Construct a new dataframe using np.repeat and np.range.
n = df.sum(1).max()
df_out = pd.DataFrame(np.repeat([np.arange(1,n+1)], len(df), axis=0), columns=np.arange(1,n+1))
df_out = (df_out.ge(df.a, axis=0) & df_out.le(df.sum(1), axis=0)).astype(int)
Out[233]:
1 2 3 4 5
0 1 1 1 0 0
1 0 0 1 1 1
2 1 1 1 1 0
Timing:
Surprisingly, it is faster than get_dummies on dataframe with big number of rows.
Sample:
df = pd.concat([df]*10000, ignore_index=True)
In [190]: %timeit df.apply(lambda x: '|'.join(map(str, range(x['a'], x['a'] + x['b'] + 1))), axis=1).str.get_dummies()

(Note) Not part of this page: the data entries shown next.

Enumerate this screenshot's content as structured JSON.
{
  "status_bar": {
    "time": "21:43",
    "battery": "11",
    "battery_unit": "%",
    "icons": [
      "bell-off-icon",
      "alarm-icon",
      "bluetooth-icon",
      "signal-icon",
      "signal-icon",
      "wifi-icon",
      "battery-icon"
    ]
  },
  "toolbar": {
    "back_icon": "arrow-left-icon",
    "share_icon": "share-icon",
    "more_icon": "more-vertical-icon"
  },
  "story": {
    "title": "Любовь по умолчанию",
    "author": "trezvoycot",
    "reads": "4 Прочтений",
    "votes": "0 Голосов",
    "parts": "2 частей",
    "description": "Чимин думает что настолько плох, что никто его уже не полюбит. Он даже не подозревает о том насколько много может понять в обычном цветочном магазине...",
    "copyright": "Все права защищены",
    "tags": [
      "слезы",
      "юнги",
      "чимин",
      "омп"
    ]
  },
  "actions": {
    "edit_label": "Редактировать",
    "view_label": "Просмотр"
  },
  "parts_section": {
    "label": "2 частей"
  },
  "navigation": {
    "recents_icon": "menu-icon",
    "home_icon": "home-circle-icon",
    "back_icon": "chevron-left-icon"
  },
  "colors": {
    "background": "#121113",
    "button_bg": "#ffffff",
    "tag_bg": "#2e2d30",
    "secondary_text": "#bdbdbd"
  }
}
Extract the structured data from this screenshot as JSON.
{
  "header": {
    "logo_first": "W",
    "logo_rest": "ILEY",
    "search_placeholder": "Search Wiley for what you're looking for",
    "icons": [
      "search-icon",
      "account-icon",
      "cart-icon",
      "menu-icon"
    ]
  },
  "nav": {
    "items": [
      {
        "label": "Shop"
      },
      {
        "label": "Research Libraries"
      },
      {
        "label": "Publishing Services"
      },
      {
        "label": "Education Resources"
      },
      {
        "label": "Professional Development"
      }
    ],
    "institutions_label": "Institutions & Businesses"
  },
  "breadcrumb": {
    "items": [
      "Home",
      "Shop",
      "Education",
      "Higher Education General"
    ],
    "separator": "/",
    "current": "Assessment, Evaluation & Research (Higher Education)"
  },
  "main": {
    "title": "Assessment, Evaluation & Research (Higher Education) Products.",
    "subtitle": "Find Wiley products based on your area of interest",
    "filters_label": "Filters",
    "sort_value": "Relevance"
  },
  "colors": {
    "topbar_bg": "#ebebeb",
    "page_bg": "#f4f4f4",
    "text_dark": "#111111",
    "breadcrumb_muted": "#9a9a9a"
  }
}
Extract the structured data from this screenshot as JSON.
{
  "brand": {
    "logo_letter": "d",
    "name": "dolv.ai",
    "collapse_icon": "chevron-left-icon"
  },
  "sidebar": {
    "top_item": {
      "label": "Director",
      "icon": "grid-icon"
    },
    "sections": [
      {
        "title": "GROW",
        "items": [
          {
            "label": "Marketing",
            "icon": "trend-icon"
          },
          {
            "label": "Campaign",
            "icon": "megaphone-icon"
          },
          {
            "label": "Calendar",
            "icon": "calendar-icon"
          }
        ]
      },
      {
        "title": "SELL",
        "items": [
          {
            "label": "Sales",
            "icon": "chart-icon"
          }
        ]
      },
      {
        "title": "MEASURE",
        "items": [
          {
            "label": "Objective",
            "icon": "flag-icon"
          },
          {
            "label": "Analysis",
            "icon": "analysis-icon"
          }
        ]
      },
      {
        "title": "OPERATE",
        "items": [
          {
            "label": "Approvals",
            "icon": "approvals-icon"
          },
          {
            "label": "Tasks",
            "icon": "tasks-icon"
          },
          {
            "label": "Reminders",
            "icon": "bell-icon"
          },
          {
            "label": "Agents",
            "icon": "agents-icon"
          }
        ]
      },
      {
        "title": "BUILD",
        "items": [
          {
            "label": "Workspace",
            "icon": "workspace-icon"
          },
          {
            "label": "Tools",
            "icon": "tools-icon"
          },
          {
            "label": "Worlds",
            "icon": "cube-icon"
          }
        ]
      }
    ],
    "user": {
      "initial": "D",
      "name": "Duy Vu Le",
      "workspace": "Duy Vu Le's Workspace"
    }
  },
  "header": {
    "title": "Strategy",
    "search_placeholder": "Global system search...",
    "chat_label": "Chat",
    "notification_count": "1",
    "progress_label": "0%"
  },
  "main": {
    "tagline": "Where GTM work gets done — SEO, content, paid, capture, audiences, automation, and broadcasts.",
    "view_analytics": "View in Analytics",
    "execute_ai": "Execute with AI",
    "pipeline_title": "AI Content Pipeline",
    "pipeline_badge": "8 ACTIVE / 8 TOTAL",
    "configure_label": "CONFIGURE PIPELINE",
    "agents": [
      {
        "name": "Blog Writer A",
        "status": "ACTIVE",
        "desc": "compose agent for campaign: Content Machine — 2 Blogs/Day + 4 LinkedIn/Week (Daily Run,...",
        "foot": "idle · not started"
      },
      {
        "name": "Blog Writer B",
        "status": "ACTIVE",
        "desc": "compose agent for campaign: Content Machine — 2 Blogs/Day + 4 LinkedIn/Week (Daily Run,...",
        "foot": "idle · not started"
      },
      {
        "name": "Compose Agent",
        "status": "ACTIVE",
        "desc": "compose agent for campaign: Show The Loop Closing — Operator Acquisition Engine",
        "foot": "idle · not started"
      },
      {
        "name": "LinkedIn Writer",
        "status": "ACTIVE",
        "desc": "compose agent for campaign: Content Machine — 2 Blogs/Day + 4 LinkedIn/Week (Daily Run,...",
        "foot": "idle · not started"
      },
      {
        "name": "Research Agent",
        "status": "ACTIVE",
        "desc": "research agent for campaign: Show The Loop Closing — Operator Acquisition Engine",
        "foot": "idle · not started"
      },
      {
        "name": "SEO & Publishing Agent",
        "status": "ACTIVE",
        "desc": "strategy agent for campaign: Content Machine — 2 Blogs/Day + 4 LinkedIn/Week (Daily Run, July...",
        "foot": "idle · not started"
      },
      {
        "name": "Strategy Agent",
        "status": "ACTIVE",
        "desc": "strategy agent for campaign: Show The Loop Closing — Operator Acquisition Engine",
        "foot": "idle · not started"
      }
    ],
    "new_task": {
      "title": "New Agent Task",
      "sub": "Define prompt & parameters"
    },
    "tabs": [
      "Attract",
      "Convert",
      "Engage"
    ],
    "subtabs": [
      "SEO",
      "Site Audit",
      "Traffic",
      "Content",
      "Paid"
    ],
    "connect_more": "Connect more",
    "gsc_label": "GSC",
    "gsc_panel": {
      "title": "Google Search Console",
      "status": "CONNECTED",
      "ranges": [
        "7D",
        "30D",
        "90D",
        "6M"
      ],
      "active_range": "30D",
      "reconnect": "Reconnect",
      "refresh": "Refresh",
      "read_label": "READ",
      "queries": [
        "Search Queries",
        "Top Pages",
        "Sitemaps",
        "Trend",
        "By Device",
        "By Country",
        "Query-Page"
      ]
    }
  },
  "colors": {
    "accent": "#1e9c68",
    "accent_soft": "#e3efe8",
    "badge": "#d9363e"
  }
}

845 ms ± 3.02 ms per loop (mean ± std. dev. of 7 runs, 1 loop each)
In [244]: %%timeit
...: n = df.sum(1).max()
...: df_out = pd.DataFrame(np.repeat([np.arange(1,n+1)], len(df), axis=0), columns=np.arange(1,n+1))
...: (df_out.ge(df.a, axis=0) & df_out.le(df.sum(1), axis=0)).astype(int)
...:
...:
3.35 ms ± 5.95 µs per loop (mean ± std. dev. of 7 runs, 100 loops each)
@Shubham solution:
In [240]: %%timeit
...: m = np.arange(1, df.max().sum())
...: a = np.tile(m, (len(df), 1))
...: pd.DataFrame((df.to_numpy()[:, 0, None] <= a) &
...: (a <= df.sum(1).to_numpy()[:, None]), dtype='int', columns=m)
...:
1.79 ms ± 1.72 µs per loop (mean ± std. dev. of 7 runs, 1000 loops each)